I’ve had The Other sitting on my shelf for a couple of months and just got to it. It’s a book of philosophical essays by Ryszard Kapuscinski about how people deal with people who are not like them. It’s not a rigorous philosophical treatise, but the thoughts of a journalist who’s spent most of his life off travelling the world and recounting tales of other lands (most notably in Africa and South America, which were places the censors back in Iron Curtain Poland wouldn’t censor too much about).
Reading this book made me want to go places again, to travel, but not as a tourist. To go with a mission, like anthropologists do, like a real journalist, going off to find out about people and what life is like in faraway places. Every time I go to China, I realize how hard that is.
One thing he talks about in regards to the dichotomy between Europe and the rest of the world which used to be dominated by it, is how that dichotomy was created in part because Europe’s first ambassadors to the rest of the world weren’t noble wise people. They were scummy ruffians who’d set sail because they didn’t have good lives back in Europe. They were misfits in an unromantic way, antisocial and greedy and were ready to take anything they could get from the people/creatures they encountered.
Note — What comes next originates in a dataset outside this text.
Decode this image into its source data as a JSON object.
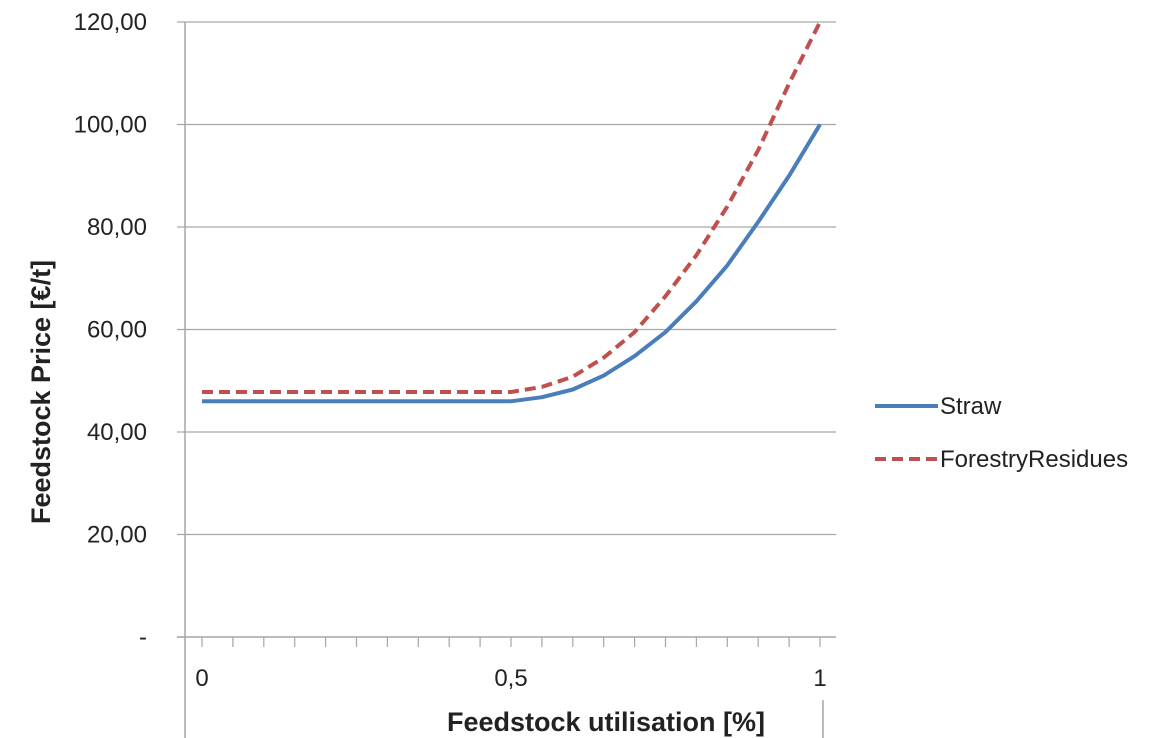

One of the most important things in this book, or at least a thing that resonated most strongly with me, was the idea of the self needing an Other to truly define it. You don’t know what you are until you are exposed to something else, the ways other people organize their lives. This kind of Other requires seeing these people in different places with different histories as still being human, so it’s actually historically quite a recent phenomenon. And one helped along by anthropologists.
It was a short book but very good. I’d probably read it before reading Travels With Herodotus if I hadn’t read any Kapuscinski before.
Ryszard Kapuscinski’s Travels With Herodotus was about one of my favourite parts of life: reading books in foreign places. When Kapuscinski was a young Polish journalist in the 1950s he expressed a desire to go abroad “perhaps to Czechoslovakia.” He was sent to India, with a parting gift of Herodtus’ Histories. So the book is about Herodotus as a role model for the traveller, and about the way it shaped Kapuscinski in his travels. He tells awesome stories about going to China during Mao’s 100 Flowers Campaign and being shut up in his room, and of being robbed in Cairo by a man he saw every day before and after the robbery. He’s talking about going to Congo and all through it he’s got his Herodotus.
A lot of the book is Kapuscinski retelling stories from the Histories and wondering about the tales. He takes a very open, anti-cynical approach to these 2500 year old stories. When Herodotus says he heard that the people up the Nile eat with their feet he takes it as a wondrous kind of thing. Not that Kapuscinski believes that’s what Africans did back in the day, but that he takes the story Herodotus presents seriously, as kind of a marvel of reporting (even if it is second or third hand).
It was a good combination of tales from different times. When I go to China in July, I’m going to bring some Herodotus with me.